Otherwise, if Aquino and his subalterns are really Christian believers–never mind what religion they may profess to have, if ever they have any religious affiliation at all–they could have imitated the example of Jesus who, being filled with compassion for the poor, proceeded to feed thousands with mere loaves of bread and tiny pieces of fish.

Aquino and his officials could not have missed these examples of Jesus, as they are expounded in church pulpits regularly. The biblical verses citing these examples are Matthew 14 and Luke 9. If anything at all, these verses are telling the faithful to help the poor, especially those who are hungry and who have nothing to eat.

The real tragedy in all these is the fact that hunger and other woes arising from waterless farms, dry and arid land, and extremely hot temperatures, are not unannounced and sudden occurrences.
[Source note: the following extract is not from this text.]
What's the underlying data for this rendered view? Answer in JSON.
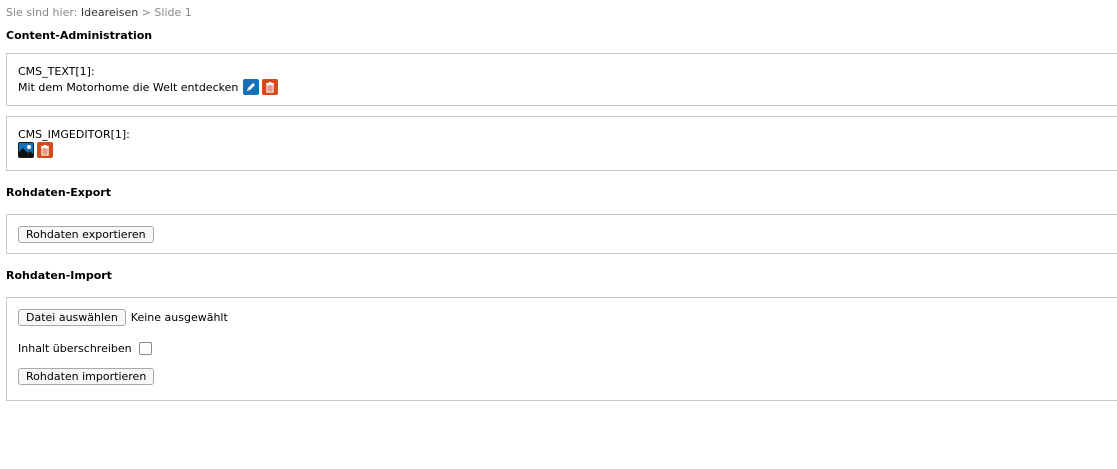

The Aquino government knew this situation is not unexpected, considering the many information swirling around about global warming and climate change wrecking havoc in the Philippines.

It is clear that President Aquino and his officials chose to do nothing, and in their  usual style of procrastination or blaming past governments for every trouble that erupts in the country, they failed to come up with programs that will not only address the increasingly hot weather but those that will assist our countrymen severely affected by the aberrant weather.

Aquino as usual remained contented with sloganeering. As was his won’t during the last six years that he has been in office, he has been engaged in what is now derisively referred to as “noynoying,” or the inaction of a person even in the face of the gravest problem, hoping that the problem would simply solve itself away. What a president, what a curse!